Mrs. Jang said “We think it is very good for the throat.” I said that we tend to think all hot soups are good for he throat. My eyes felt swollen. During the stew of dog meat. I have no rational explanation for this. I don’t want to overstate the degree to which eating stew of dog was different than eating kalbi tang, because I didn’t choke on my soup or throw it back up, but it was somehow different.
I used to decide that I didn’t like certain things. I would look at a piece of lettuce and think ‘that must be just awful’ and so it would be. This is how I got by not eating anything green for a long time and I’ve learned now to taste the food first. So when we went out this afternoon, I expected it to be anticlimactic. I have eaten so many things that come out of the ocean that are slimy, pale colored creatures that never see light, and discovered that they don’t taste at all like they look. (Ok, some of them taste like they look, but I’ve actually come to enjoy a few.) I expected to be disappointed to find that dog meat just tastes like meat and that nothing would stir in my soul because I was consuming Fido.
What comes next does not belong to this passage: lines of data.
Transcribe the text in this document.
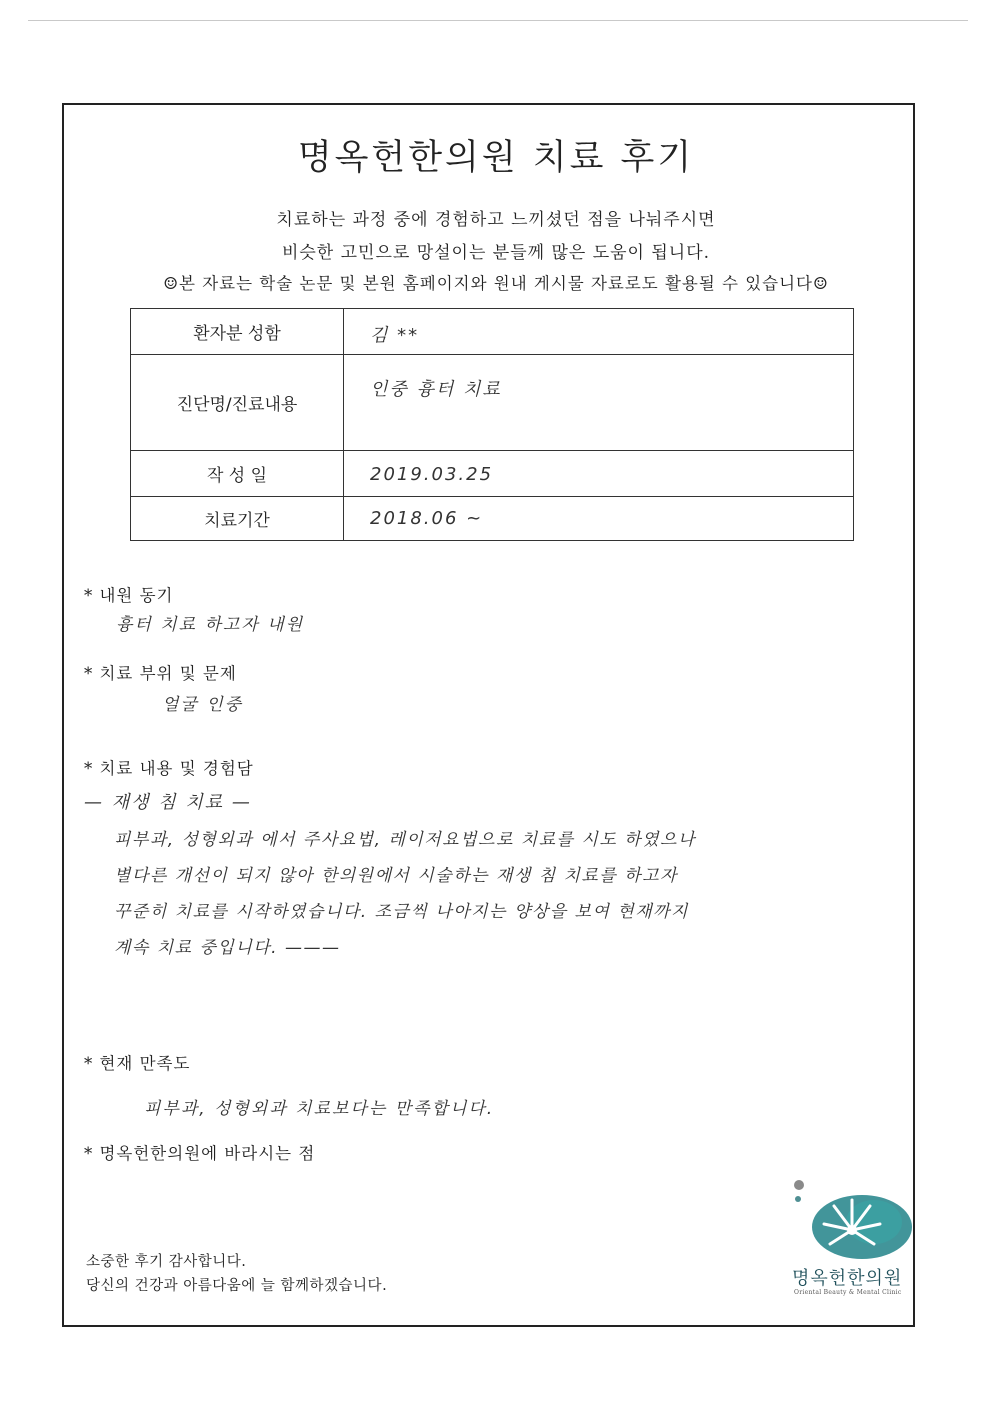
명옥헌한의원 치료 후기
치료하는 과정 중에 경험하고 느끼셨던 점을 나눠주시면
비슷한 고민으로 망설이는 분들께 많은 도움이 됩니다.
☺본 자료는 학술 논문 및 본원 홈페이지와 원내 게시물 자료로도 활용될 수 있습니다☺
환자분 성함	김 **

진단명/진료내용	인중 흉터 치료

작 성 일	2019.03.25

치료기간	2018.06 ~
* 내원 동기
흉터 치료 하고자 내원
* 치료 부위 및 문제
얼굴 인중
* 치료 내용 및 경험담
— 재생 침 치료 —
피부과, 성형외과 에서 주사요법, 레이저요법으로 치료를 시도 하였으나
별다른 개선이 되지 않아 한의원에서 시술하는 재생 침 치료를 하고자
꾸준히 치료를 시작하였습니다. 조금씩 나아지는 양상을 보여 현재까지
계속 치료 중입니다. ———
* 현재 만족도
피부과, 성형외과 치료보다는 만족합니다.
* 명옥헌한의원에 바라시는 점
소중한 후기 감사합니다.
당신의 건강과 아름다움에 늘 함께하겠습니다.	명옥헌한의원
Oriental Beauty & Mental Clinic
I was instructed to put in some kind of powdered sesame and mustard. I tested the broth first. Spicy. Broth-like. My first reaction to the meat was “it tastes like meat.” Though the little curls of skin –dog skin– floating in the soup did put me off. Problem was, some of us had class in 40 minutes so I was trying to wolf the soup down because I always eat slower than Korean people, I don’t know how they manage it with those scalding soups, so I was eating lots of kimchi because its cold and not exactly dwelling on the flavor or the texture, although I did become annoyed that there was so much meat. I was like, is this a whole terrier in here? Why can’t my kalbi tang be so well endowed?
But then the waitress brought a platter of dog meat, the way you might serve turkey carvings at Thanksgiving. Dog meat does not look like other meat. It has the color, when cooked, of beef or ox, but it is sinewy and you can tell that the muscles are small. Mrs. Choi collected some meat and a ribbon of skin and dipped it in a soy based dipping sauce. It was about this time I began to feel like my eyes were swelling, teary the way that really dry air makes your eyes tear. I wasn’t upset, was no more able to connect the meat to the live animal than I am with pork or beef. It was very odd.
I only took one piece from the platter, there was something about that platter meat that tweaked me out, and I did sort of gag on it, but I don’t know why. The flavor was meat flavor, the texture was meat texture. I ate black pork sam kyop sal that still had hair in the skin, and right after we’d made friends with some cool pigs behind the museum that had eyes as intelligent as any dog’s, and while I found the crunch of cooked hair not entirely appetizing, it wasn’t weird.
There was no good reason that I should have had any reaction to eating the dog meat unless the trouble was the knowledge that it was dog. Eating live abalone, while not something that Americans do, really, would not get the same response (ew, gross) at home as “I ate stew of dog” (how could you!). I think the weirdness had less to do with how I feel about dogs as with the fact that it was, on some level, illicit.
Mrs. Jang commented that I would have a lot of stories to take back to America with me. I said a lot of people there wouldn’t be so open minded about my having eaten dog. “Of course, we don’t eat pet dogs,” she said. I should have told her about the SPCA. As we got in the car to go back, I made sure to point out the fluffy black puppy lolling its little pink tongue, tied up next door. A guy in rubber work boots had been playing with him when we first went in.
“You mean a kind of irony?” she asked. And then I told her about Rocky Mountain Oysters. I think she was scandalized by the word testicle.